CDCs contain progenitor cells derived from donated heart tissue. CAP-1002, Capricor’s lead investigational candidate, comprises allogeneic CDCs.
“The CDCs have been shown to stimulate diverse and lasting changes in cellular behavior by using the natural repair mechanisms of our own natural biological processes,” Bergmann said. “They release exosomes, which serve as the nano-sized messengers for our cells to communicate with one another. This process has been shown to stimulate tissue repair and regeneration with a powerful one-two punch: first reducing inflammation, which then enables new healthy muscle to form.”
Because the CDCs are derived from cardiac tissue, they also have been shown to reduce oxidative stress and scarring that damages cardiac and muscle cells in an animal model of Duchenne muscular dystrophy, according to the study. In addition, they have been shown to increase the integrity of the cells’ mitochondria, which is damaged by Duchenne muscular dystrophy.

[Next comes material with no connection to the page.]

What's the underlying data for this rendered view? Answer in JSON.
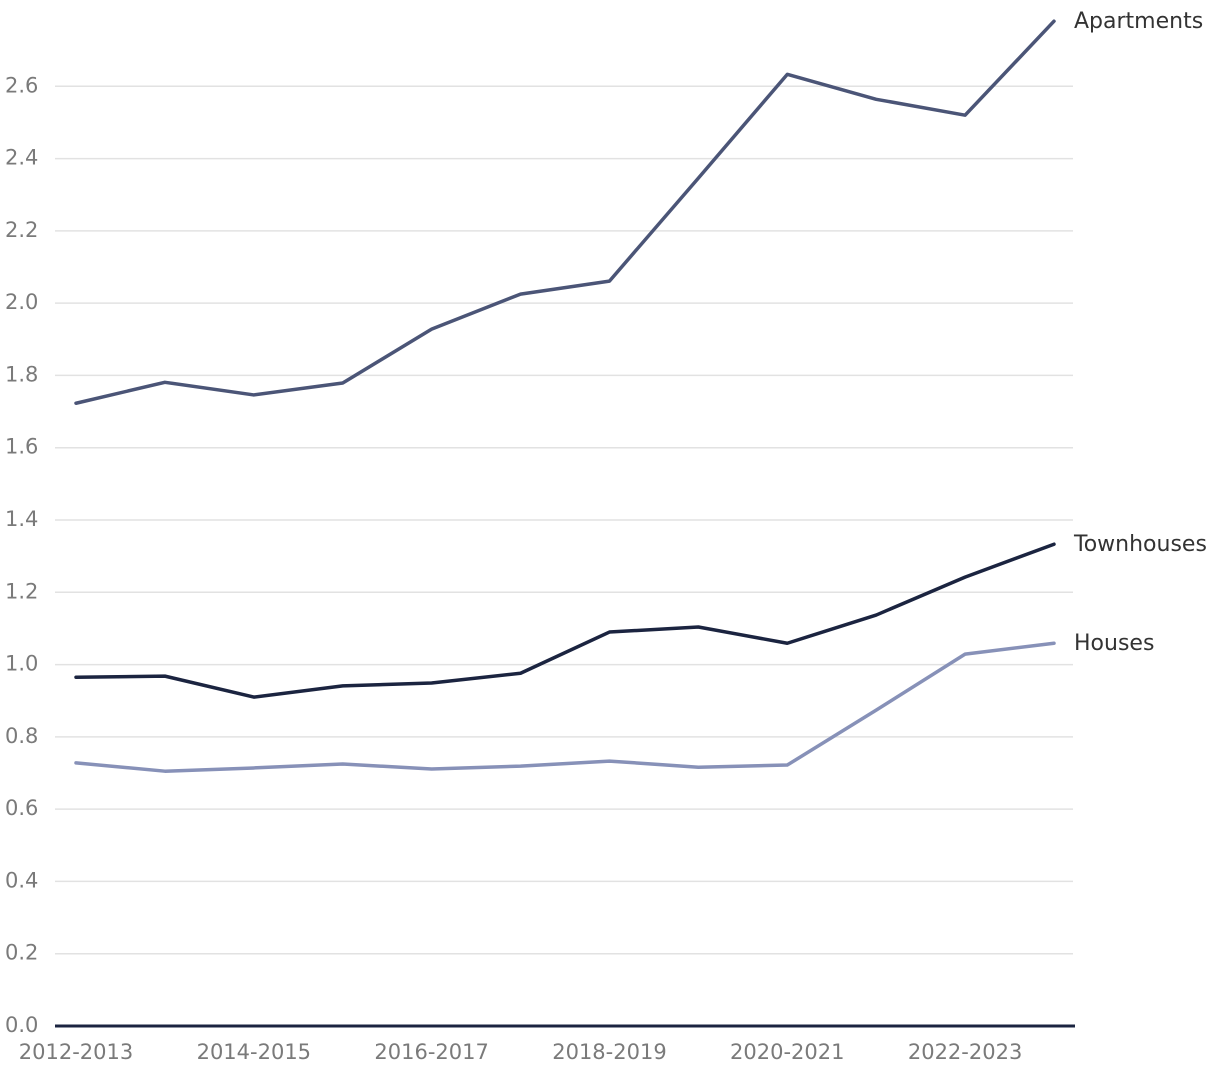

Capricor’s therapies are based on research first conducted at John Hopkins University and then at Cedars-Sinai Medical Center. Based on this foundation, the company is working on therapies to treat Duchenne muscular dystrophy and other neuromuscular and orphan diseases where inflammation is a primary cause of the disease process and symptoms.

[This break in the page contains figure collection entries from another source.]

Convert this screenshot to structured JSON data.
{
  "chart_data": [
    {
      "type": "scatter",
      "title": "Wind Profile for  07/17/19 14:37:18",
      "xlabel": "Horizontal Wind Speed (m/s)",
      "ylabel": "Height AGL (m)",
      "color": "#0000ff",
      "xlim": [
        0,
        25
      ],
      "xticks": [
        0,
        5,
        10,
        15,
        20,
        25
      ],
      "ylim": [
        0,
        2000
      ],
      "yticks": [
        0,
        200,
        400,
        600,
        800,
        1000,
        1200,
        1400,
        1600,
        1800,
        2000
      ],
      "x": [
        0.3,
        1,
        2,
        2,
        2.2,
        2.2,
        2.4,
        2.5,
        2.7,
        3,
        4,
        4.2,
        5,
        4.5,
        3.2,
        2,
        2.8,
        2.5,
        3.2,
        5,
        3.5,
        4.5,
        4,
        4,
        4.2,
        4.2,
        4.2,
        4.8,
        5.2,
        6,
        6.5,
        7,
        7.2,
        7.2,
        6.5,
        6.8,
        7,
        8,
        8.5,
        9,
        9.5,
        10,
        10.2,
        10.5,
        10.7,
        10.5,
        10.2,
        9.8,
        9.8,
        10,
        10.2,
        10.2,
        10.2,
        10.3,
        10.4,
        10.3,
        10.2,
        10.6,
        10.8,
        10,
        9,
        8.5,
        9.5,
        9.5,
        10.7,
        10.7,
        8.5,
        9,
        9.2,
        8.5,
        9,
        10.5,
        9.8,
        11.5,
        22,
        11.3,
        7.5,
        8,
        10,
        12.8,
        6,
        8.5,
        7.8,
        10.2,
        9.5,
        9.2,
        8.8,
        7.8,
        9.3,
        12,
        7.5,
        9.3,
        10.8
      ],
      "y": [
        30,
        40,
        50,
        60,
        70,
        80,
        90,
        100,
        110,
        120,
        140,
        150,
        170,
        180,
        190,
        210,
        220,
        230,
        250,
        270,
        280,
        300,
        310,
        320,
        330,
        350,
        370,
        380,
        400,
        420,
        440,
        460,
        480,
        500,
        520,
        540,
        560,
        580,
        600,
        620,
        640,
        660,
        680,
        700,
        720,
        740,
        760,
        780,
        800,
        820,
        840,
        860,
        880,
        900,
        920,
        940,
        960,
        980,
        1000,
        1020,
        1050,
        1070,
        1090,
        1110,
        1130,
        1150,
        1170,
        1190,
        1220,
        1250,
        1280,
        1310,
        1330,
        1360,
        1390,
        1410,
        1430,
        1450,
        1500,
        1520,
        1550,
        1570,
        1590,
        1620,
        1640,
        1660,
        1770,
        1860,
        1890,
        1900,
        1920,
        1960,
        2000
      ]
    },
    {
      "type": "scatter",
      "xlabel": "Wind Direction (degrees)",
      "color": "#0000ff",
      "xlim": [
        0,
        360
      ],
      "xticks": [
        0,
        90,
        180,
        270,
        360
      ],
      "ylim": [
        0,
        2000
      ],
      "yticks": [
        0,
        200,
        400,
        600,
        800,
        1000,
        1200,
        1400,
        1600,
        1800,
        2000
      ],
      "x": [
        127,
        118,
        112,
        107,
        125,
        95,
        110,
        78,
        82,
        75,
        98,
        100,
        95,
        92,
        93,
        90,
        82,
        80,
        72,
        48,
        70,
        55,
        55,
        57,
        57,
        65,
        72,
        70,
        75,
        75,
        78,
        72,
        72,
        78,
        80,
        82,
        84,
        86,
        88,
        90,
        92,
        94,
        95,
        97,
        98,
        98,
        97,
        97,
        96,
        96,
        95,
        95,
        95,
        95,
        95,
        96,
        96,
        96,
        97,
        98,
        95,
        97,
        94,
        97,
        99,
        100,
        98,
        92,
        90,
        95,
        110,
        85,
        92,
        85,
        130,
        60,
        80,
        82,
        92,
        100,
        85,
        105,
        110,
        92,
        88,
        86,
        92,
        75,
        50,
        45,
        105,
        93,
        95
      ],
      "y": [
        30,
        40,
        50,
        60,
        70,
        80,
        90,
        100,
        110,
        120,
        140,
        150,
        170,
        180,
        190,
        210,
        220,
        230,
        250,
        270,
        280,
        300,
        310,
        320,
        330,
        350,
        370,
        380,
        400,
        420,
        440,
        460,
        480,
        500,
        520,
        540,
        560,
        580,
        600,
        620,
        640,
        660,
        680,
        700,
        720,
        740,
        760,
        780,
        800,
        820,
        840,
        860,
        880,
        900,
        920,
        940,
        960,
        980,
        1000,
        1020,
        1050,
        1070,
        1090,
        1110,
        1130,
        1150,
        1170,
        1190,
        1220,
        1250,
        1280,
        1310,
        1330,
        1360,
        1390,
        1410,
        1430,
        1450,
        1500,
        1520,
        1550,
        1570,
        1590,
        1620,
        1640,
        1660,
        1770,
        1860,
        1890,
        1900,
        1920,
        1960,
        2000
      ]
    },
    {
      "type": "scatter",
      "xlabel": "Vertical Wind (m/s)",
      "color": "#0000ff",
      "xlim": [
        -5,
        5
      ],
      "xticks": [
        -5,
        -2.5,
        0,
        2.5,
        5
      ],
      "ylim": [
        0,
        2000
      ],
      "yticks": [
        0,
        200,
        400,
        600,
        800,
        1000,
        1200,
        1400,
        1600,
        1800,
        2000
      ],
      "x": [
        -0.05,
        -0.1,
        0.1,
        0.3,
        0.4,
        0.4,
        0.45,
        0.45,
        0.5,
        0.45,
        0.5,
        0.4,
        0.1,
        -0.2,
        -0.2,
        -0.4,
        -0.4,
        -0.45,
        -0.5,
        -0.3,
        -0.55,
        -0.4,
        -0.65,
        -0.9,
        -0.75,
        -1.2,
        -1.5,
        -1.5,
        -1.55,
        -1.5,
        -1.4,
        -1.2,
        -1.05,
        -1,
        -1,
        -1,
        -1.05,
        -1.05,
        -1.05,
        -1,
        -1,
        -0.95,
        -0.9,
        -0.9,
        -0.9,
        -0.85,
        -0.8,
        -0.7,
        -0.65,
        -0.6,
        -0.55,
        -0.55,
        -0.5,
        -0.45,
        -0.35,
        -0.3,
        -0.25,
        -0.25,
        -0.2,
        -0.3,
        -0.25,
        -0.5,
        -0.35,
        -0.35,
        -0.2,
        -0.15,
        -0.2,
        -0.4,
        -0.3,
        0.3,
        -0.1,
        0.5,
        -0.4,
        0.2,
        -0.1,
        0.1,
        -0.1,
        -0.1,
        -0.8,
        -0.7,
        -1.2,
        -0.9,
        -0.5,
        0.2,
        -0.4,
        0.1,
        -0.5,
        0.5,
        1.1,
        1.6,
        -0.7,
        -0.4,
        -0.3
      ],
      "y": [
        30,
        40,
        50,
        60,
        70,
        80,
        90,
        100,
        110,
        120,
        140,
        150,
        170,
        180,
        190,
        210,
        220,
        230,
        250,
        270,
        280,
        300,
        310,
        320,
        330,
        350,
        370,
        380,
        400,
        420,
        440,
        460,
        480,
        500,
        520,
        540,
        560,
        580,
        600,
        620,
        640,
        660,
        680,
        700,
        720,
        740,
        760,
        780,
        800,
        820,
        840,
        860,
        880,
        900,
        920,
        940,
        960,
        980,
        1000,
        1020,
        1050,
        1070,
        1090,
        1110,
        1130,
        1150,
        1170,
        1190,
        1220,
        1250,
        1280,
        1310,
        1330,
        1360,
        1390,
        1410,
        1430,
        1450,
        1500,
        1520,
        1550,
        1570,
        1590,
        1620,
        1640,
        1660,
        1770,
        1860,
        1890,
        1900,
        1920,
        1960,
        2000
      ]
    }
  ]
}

“While we initially focused on therapies to regenerate heart muscle, we shifted our focus to rare diseases—and specifically to Duchenne muscular dystrophy,” Bergmann reported. “We recognized the regulatory benefits and competitive advantages of pursuing therapies for rare and orphan diseases. The HOPE-Duchenne Trial found a single intracoronary dose of CAP-1002 produced significant and sustained improvement in cardiac and skeletal muscle functions in boys and young men in advanced stages of Duchenne muscular dystrophy.”
He added, “We are initiating the HOPE-2 clinical trial to test the safety and efficacy of CAP-1002 in boys and young men with Duchenne muscular dystrophy and reduced upper limb function. Up to 84 boys and young men with Duchenne muscular dystrophy will be enrolled in HOPE-2, a Phase 2, randomized, double-blind, placebo-controlled trial that will test CAP-1002 in participants in the advanced stages of Duchenne muscular dystrophy.”
According to Bergmann, the potential market for CAP-1002 for Duchenne muscular dystrophy is more than $1 billion in the United States alone. The company regards CAP-1002 “as an important tool in the toolbox to treat Duchenne muscular dystrophy,” he said. While gene and other therapies have the potential to restore dystrophin expression and sustain muscle function, there will still be significant inflammation and fibrosis that can offset the restorative effects. CAP-1002 can work synergistically with the emerging disease-modifying therapies to control those additional pathological aspects of Duchenne muscular dystrophy, because CAP-1002’s primary mechanism of action is immunomodulatory, meaning it can help balance inflammation in this chronic inflammatory disease.
“We have secured exclusive worldwide IP rights to CAP-1002,” Bergmann noted. “We have secured FDA designations that would expedite the development and review of a marketing application for CAP-1002 and give Capricor a competitive advantage, if CAP-1002 is approved. These are Orphan Drug Designation, Rare Pediatric Disease Designation and Regenerative Medicine Advanced Therapy Designation.”
Capricor also is in preclinical development for CAP-2003, a cell-free, exosome-based candidate, to treat a variety of inflammatory conditions. The company has received more than $45 million in competitive grants, a loan award and other non-dilutive funding from the California Institute of Regenerative Medicine, the National Institutes of Health and the Department of Defense.